É uma "não história", como já foi afirmado, todos os dias há aviões a ser atingidos por raios, esta só foi notícia porque era com alguém importante, tretas para entreter a imprensa...
De qualquer forma, só fazer um esclarecimento. De facto o design dos aviões nas últimas décadas é feito de modo a sobreviverem a um raio (Gaiola de Faraday e outros pormaiores nos circuitos eléctricos/combustível, etc).
Mas apesar dos aviões sobreviverem, não significa que não sofram danos, aliás, raramente não devem ter algum tipo de dano mesmo que muito ligeiro, na maior parte das vezes é ligeiro. Os raios tendem a atingir as extremidades, nariz, cauda, extremidade das asas, e geralmente entram por uma extremidade e saem por outra, por vezes deixando buracos numa e noutra.
Existe uma lista de procedimento (check-list) que a tripulação tem que seguir, e se alguma coisa falhar, tem que divergir para o aeroporto mais próximo.

Por exemplo:

Circuit breakers ............................................................ ........ Check
Only reset a tripped circuit breaker if the associated service is essential to
continued safe flight. Only one attempt is allowed.

Headings ………………………………………………………… Check
Check the magnetic compass and heading system for normal indication.

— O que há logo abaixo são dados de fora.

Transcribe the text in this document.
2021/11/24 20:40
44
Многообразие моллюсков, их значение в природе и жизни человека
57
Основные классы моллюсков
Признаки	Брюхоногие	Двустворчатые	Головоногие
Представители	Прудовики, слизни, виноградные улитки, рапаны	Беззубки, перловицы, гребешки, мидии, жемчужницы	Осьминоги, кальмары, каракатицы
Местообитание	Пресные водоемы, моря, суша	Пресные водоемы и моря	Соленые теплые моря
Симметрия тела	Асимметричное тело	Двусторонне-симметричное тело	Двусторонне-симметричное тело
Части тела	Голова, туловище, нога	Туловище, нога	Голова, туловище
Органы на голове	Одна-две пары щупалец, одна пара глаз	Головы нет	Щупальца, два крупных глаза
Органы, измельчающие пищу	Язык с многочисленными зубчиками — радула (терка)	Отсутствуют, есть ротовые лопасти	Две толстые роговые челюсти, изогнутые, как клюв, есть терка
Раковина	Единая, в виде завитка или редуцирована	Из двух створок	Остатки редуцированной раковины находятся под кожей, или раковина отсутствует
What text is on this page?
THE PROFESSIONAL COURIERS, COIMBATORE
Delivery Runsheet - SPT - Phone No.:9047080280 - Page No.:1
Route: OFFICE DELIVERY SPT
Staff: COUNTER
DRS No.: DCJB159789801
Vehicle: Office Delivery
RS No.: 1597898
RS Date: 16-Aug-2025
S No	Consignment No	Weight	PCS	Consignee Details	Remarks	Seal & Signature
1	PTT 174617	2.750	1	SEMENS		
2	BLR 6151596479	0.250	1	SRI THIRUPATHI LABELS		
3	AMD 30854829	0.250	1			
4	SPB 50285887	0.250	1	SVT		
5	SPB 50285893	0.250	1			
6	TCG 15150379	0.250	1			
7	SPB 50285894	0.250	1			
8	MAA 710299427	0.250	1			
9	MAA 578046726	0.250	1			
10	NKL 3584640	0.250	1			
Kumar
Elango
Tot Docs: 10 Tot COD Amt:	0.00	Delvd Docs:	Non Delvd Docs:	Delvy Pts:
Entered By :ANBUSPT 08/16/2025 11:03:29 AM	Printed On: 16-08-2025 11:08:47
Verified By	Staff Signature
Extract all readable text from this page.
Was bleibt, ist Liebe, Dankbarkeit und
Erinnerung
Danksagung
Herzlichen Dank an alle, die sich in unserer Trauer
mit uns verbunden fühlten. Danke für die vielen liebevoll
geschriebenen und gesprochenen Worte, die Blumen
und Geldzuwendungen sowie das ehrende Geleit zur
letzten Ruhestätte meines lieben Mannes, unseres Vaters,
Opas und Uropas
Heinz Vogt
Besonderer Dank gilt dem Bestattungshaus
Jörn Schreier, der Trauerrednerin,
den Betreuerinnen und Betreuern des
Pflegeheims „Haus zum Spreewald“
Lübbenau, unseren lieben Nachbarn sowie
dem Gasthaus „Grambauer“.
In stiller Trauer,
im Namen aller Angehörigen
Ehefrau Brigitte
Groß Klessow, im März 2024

Engine indication ……………………………………………… Check
Check the engines for normal indications; if an abnormal situation exists apply the
appropriate procedure.
In an engine shuts down, analyse the circumstances and consider an air-start.

Pressurisation ………………………………………………….. Check
Check the pressurisation system for normal indications.

Flight controls ………………………………………………….. Check
Check all flight controls for freedom of movement.
Verify that slats/flaps and speed brakes are functioning correctly; observe the
operating limits.

Fuel System …………………………………………………….. Check
Check the fuel system for normal operation.
Monitor fuel remaining and fuel consumption to check for fuel leaks.

Altitude …………………………………………………………… Maintain
Do not climb the aircraft after a lightning strike, unless required by performance
(climb or obstacle clearance) or operational contingencies.

If any structural damage is suspected, apply the EMERGENCY DESCENT
procedure.

Aircraft other systems ………………………………………… Check
Check all aircraft instruments using a panel scan sequence.

Apply the associated emergency/abnormal procedure if any failure is discovered.
Consider landing at the nearest suitable airport if any unsafe condition is
discovered.


O comandante depois da check-list, mesmo que pareça estar tudo ok, fica ao critério dele decidir o que fazer a seguir, muitas vezes opta por aterrar logo que possa. Apesar de haver umas descargas em que quase nem dão por nada, na maioria dos casos é um pouco assustador, e no geral estes eventos são muito stressantes para todos os envolvidos, sejam tripulantes seja passageiros, e todos ficam mais aliviados depois de aterrar.
Como em cruzeiro é suposto nem sequer se meterem numa trovoada, a maioria dos eventos ocorre depois de descolar ou quase a aterrar, pelo que geralmente se foi descolagem decidam retornar de imediato, ou apressar a aterragem. Se as coisas foram mesmo más e/ou suspeitas, declaram uma emergência, para terem prioridade sobre o restante tráfego. Embora todos os dias aconteça, não é propriamente uma experiência agradável para quem passou por ela.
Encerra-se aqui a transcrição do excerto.